Francesco Decarolis Is the New Avvocato Giovanni Agnelli Associate Professor in EconomicsHIS STRAND OF RESEARCH, EMPIRICAL INDUSTRIAL ORGANIZATION AND MARKET DESIGN, ANALYZES THE WORKINGS OF MARKETS AND DESIGNS INNOVATIVE SOLUTIONS TO PROMOTE COMPETITION AND SOCIAL WELFARE
In 2013, the Fondazione Agnelli established a permanent Associate Professorship in Economics named after Avvocato Giovanni Agnelli in order to make the most of young research talents on a rotating basis. In a few days, Francesco Decarolis will succeed Chiara Fumagalli as the holder of the Professorship and the occasion will be marked by a Lectio Inauguralis (27 May 2019, 3pm, Aula Magna Gobbi) in which Prof. Decarolis will present his research program.
«In the last 30 years», Prof. Decarolis says, «microeconomics has been enriched by new methods to analyze data and link data to theoretical models of consumers’ demand and firms’ strategies. This allows us to better understand how markets work and how to design new rules in order to promote and preserve competition. Thanks to this approach, called “market design”, it is sometimes possible to single out the truly critical features of a market and plan innovative, surgical interventions, capable of enhancing social welfare».
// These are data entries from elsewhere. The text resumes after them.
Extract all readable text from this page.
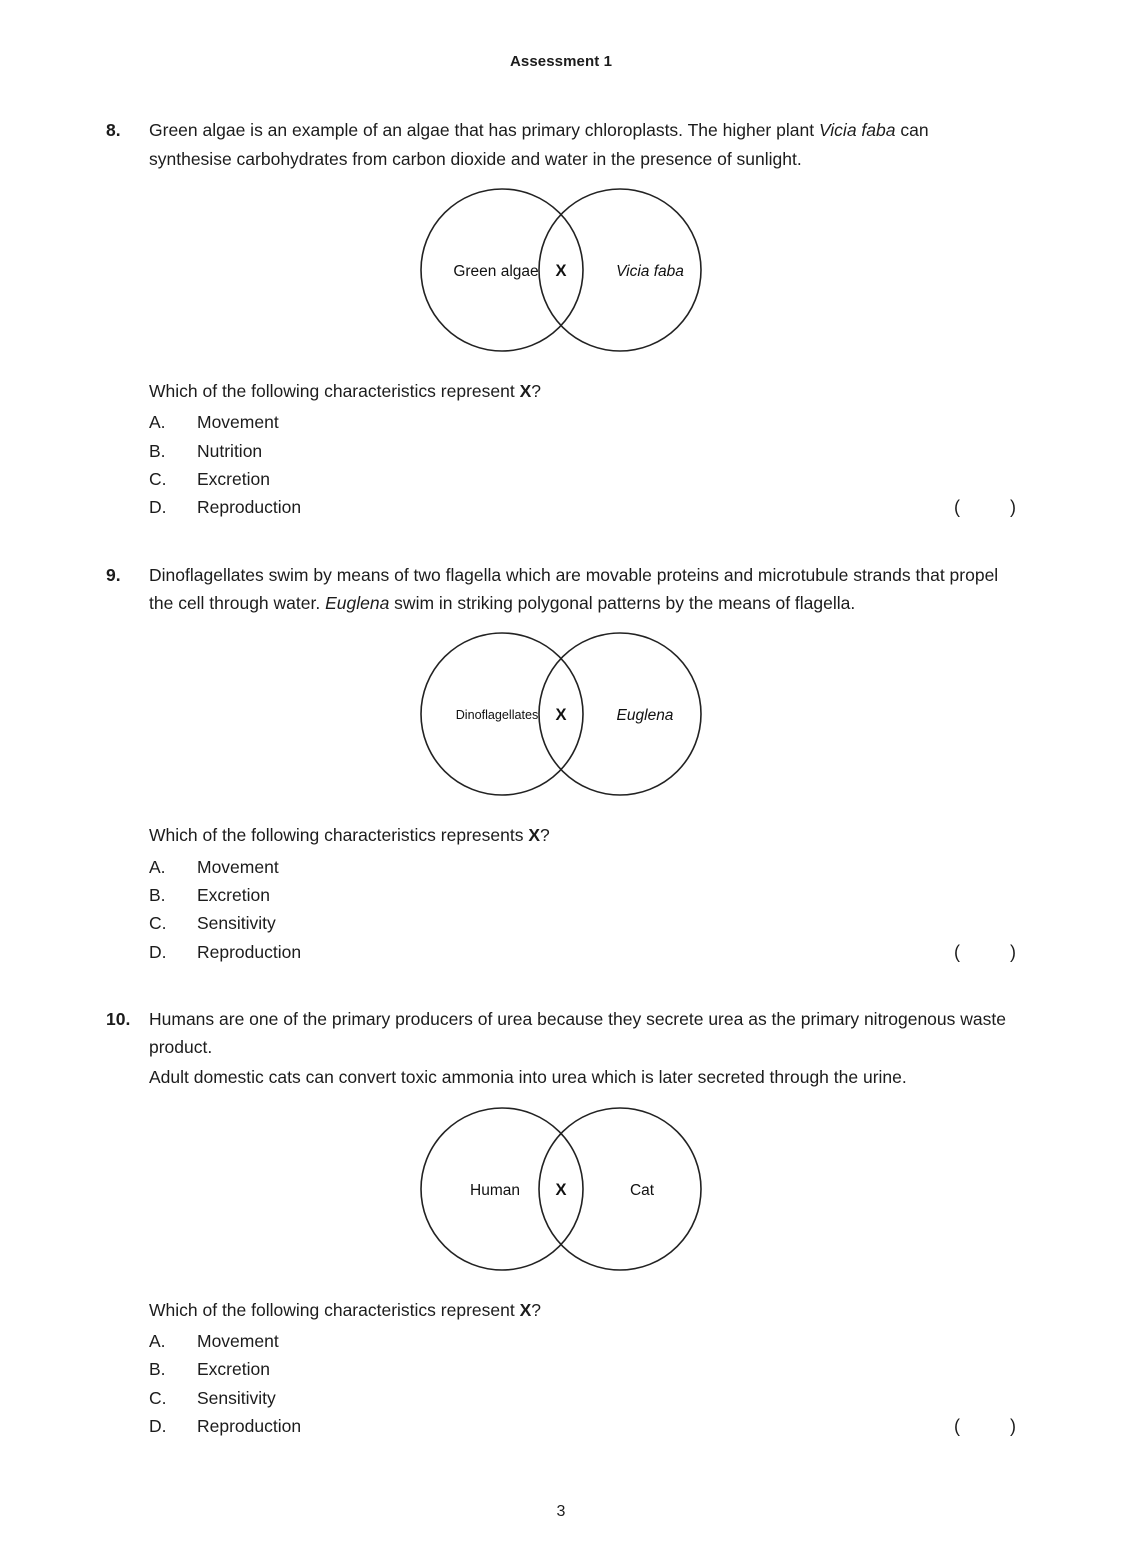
Assessment 1
8.	Green algae is an example of an algae that has primary chloroplasts. The higher plant Vicia faba can synthesise carbohydrates from carbon dioxide and water in the presence of sunlight.

Green algae X	Vicia faba

Which of the following characteristics represent X?

A.	Movement
B.	Nutrition
C.	Excretion
D.	Reproduction	(	)
9.	Dinoflagellates swim by means of two flagella which are movable proteins and microtubule strands that propel the cell through water. Euglena swim in striking polygonal patterns by the means of flagella.

Dinoflagellates X	Euglena

Which of the following characteristics represents X?

A.	Movement
B.	Excretion
C.	Sensitivity
D.	Reproduction	(	)
10.	Humans are one of the primary producers of urea because they secrete urea as the primary nitrogenous waste product.

Adult domestic cats can convert toxic ammonia into urea which is later secreted through the urine.

Human X	Cat

Which of the following characteristics represent X?

A.	Movement
B.	Excretion
C.	Sensitivity
D.	Reproduction	(	)
3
His studies have already contributed to the debate surrounding the introduction of new market rules both in Italy and in the US.
In Italy, he analyzed public procurement auctions and observed that the mechanism most frequently used to award contracts for public works is deeply flawed. When procuring a contract, the benefits of a low price at the awarding stage must be traded off with considerations about the reliability of the bid during the contract execution stage. Sometimes you want to avoid giving the contract to the lowest price if this bid is “too good to be true.” One of his research papers, however, has shown that the rules adopted by Italy in the late 90’s to balance the risks of “too good to be true” have backfired, fostering collusion and inefficiency. «When rules are dictated only by legal considerations, without taking into account economic incentives, they may backfire», he explains. These studies led him to collaborate with the Italian Antitrust authority in the identification of collusion cases in public procurement auctions.
In the US, since 2006, the over-65 have access to prescription drugs via a subsidized private insurance market. They can choose among insurance plans with determined features and the government subsidizes their purchase, whichever their choice. «The problem, here, is to set the right level of subsidy. If it’s too low, elderly people are likely to buy low quality products», Prof. Decarolis says, «and if it’s too high, it risks to be unsustainable for the public coffers. But is not just the level of the subsidy, it is also the system through which it is defined that can produce distortions in the market». In a 2013 hearing in front of the Congressional Budget Office, he explained how the system in place at that time was distorting insurers’ behavior and his observations weighed in to lead the following reforms of the system.
The same analytical framework can be used to study the new digital markets and Prof. Decarolis has thus identified analogies with traditional markets that cast some doubt on the idea that splitting up digital giants such as Facebook or Google would be the best solution to preserve competition.
In the 1990s, following the consolidation of the US hospital industry, a countervailing market power surged, when the insurance industry started its own consolidation and the new insurance giants became able to negotiate with the hospital conglomerates on a par. «In the same way today, in the online advertisement industry», Prof. Decarolis says, «Google seems to be a dominant player, but very large demand side intermediaries are coordinating the purchase of ad space for hundreds of customers. We’ve observed that, as the intermediaries consolidate, Google’s revenues decline. Now, Google is reacting by offering its own service in direct competition with these intermediaries in order to cut them out of the market. One might wonder if monitoring the evolution of this in-house Google system would be a better way to preserve competition than breaking up Google».
In developing his research for the Avvocato Giovanni Agnelli Associate Professorship in Economics, Prof. Decarolis will collaborate with PhD students and post-docs, as he’s always done in his academic careers. «One of the achievements I’m most proud of», he says, «is that a large share of my publications are in joint with people that used to be my students and are now accomplished researchers».
A Bocconi graduate in Economics of 2002, Francesco Decarolis obtained his PhD at the University of Chicago, where he studied auction markets with Nobel Laureate Roger Myerson. He’s been Assistant Professor at University of Wisconsin at Madison and Boston University and has been a Visiting and Adjunct Professor at University of Chicago, University of Pennsylvania, Columbia University, and Stanford University. In Italy, he worked at EIEF and the Bank of Italy. He’s been an Associate Professor at Bocconi University since 2017. He’s a member of the Economic Advisory Group Competition Policy of the European Commission – DG Comp. Over the years, his research projects have been awarded ERC, PRIN, NSF and Sloan Foundation grants.